Morgane DELFOSSE
Photographe

Morgane est lauréate des rencontres photographiques des Amis du Musée Albert-Kahn, promotion 2022, et a reçu une bourse pour sa série Réparer.

Quel est votre parcours artistique ?
Grâce à un environnement familial où elle avait toute sa place, la photographie a toujours été pour moi vecteur de mémoire, un objet formidable permettant de ne rien oublier. Enfant, je dessinais beaucoup, et je garde de cette époque un goût prononcé pour la contemplation et l’émerveillement. Dès l’adolescence, l’appareil photographique devient mon outil de prédilection et je me jette toute entière dans cette passion. Sans l’ombre d’un doute, j’en ferai mon métier. Au Septantecinq, une école supérieure des Arts de l’image à Bruxelles, j’ai appris à transformer l’image-souvenir en image-témoin, à rendre compte d’une histoire avec sincérité et implication. Après mes études pourtant, c’est d’abord la photographie de commande qui m’occupera.
En septembre 2018, ma vocation me rattrape, et j’entame alors des recherches documentaires autour de problématiques qui me touchent. Celles-ci me poussent à m’envoler vers Kinshasa pour rencontrer Nzusi, Rosette, Mambuta et quelques autres femmes congolaises, toutes souffrant de fistules et dans l’attente de soins. Ce voyage me transforme. J’en ramène un premier chapitre à Réparer — série pour laquelle le Fonds Porosus me soutient — et la certitude d’être là où je dois être. Depuis, je me concentre sur le territoire français, et voit mon travail encouragé par l’attribution de prix et de résidences. Aujourd’hui et dans chacun de mes sujets, je traite de l’intime tout en soulevant des questions sociales et politiques. Cette approche reflète mon envie de produire une photographie sensible et engagée, et d’aller à la rencontre des autres, plaçant toujours l’humain au centre de ma démarche.

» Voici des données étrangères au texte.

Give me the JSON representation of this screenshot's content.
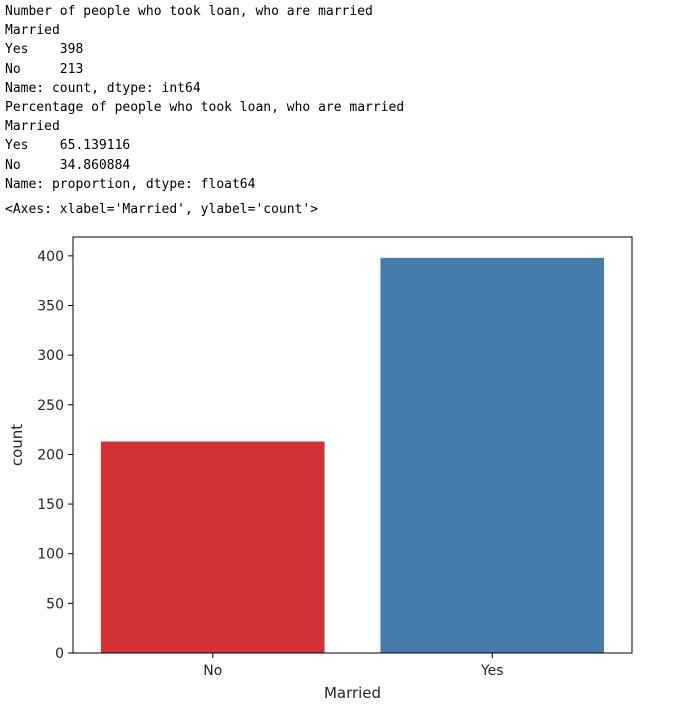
{
  "output": {
    "lines": [
      "Number of people who took loan, who are married",
      "Married",
      "Yes    398",
      "No     213",
      "Name: count, dtype: int64",
      "Percentage of people who took loan, who are married",
      "Married",
      "Yes    65.139116",
      "No     34.860884",
      "Name: proportion, dtype: float64"
    ],
    "repr": "<Axes: xlabel='Married', ylabel='count'>"
  },
  "chart_data": {
    "type": "bar",
    "categories": [
      "No",
      "Yes"
    ],
    "values": [
      213,
      398
    ],
    "colors": [
      "#d33336",
      "#467cab"
    ],
    "xlabel": "Married",
    "ylabel": "count",
    "ylim": [
      0,
      419
    ],
    "yticks": [
      0,
      50,
      100,
      150,
      200,
      250,
      300,
      350,
      400
    ],
    "grid": false
  }
}
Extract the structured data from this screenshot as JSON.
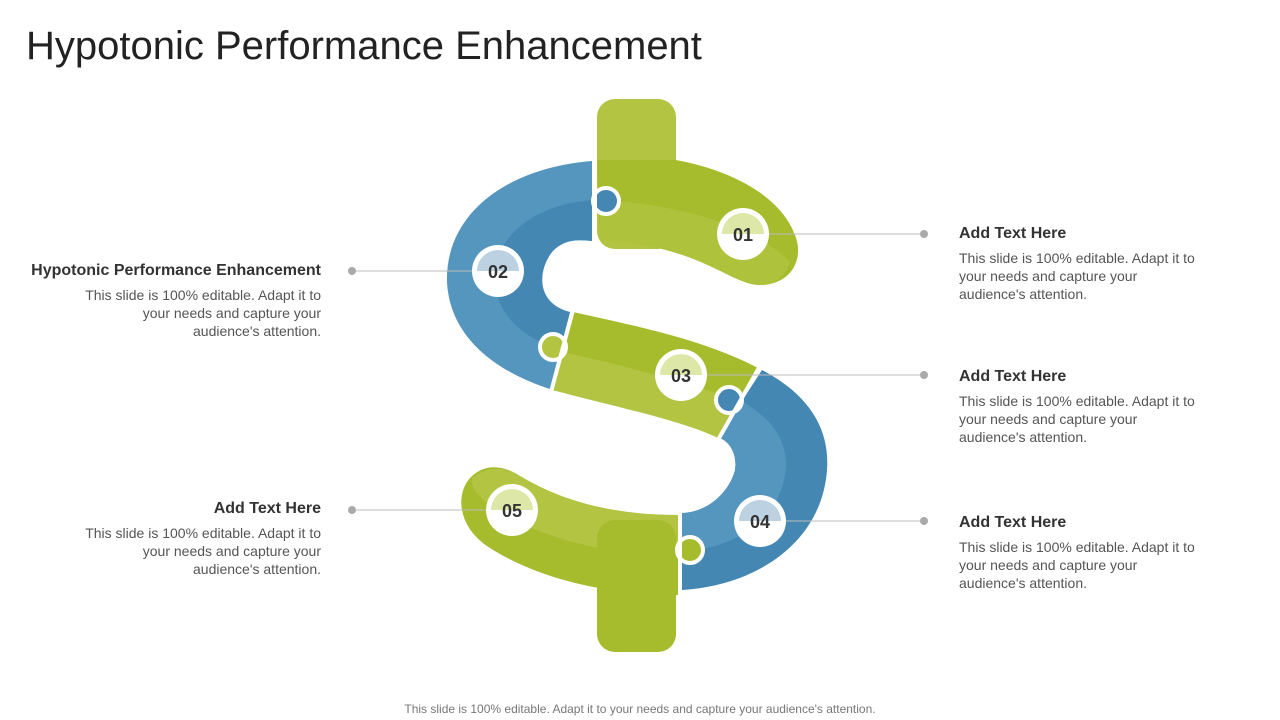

Quel regard portez-vous aujourd'hui sur votre profession ?
C’est une profession multiple et en mutation permanente — il y a autant de conceptions de la photographie qu’il y a de photographes, des outils en constante évolution, et des images partout, mais pas toujours pertinentes. Aussi, j’estime qu’il est de notre devoir de professionnel·les d’inscrire de l’éthique dans nos pratiques et de les remettre en question sans cesse. Selon moi, ces derniers temps sont marqués par l’avènement d’une nouvelle photographie militante, féministe et incarnée, et c’est heureux !

Comment vous voyez-vous dans 5 ans ? Dans 10 ans ?
Dans les prochaines années, je veux réussir à concilier projets documentaires et portraits de presse, ateliers de transmission et reportages de commande pour des médias et des clients dont je partage les idéaux, notamment d’un point de vue écologique et sociale. J’aimerais également me tourner vers la production de livres — mon premier ouvrage paraitra aux éditions Filigranes et Zone i en 2023, dans la collection Terre & Territoires, et j’espère qu’il sera suivi de nombreux autres. À moyen-terme, je souhaite approfondir mes connaissances en éducation à l’image, mais aussi reprendre des études et me former en Art-thérapie pour aller plus loin dans l’impact bénéfique que la photographie peut exercer sur chacun·e. Enfin, à beaucoup plus long-terme, je rêve de quitter la ville pour de bon et de participer plus activement encore à la décentralisation de la culture.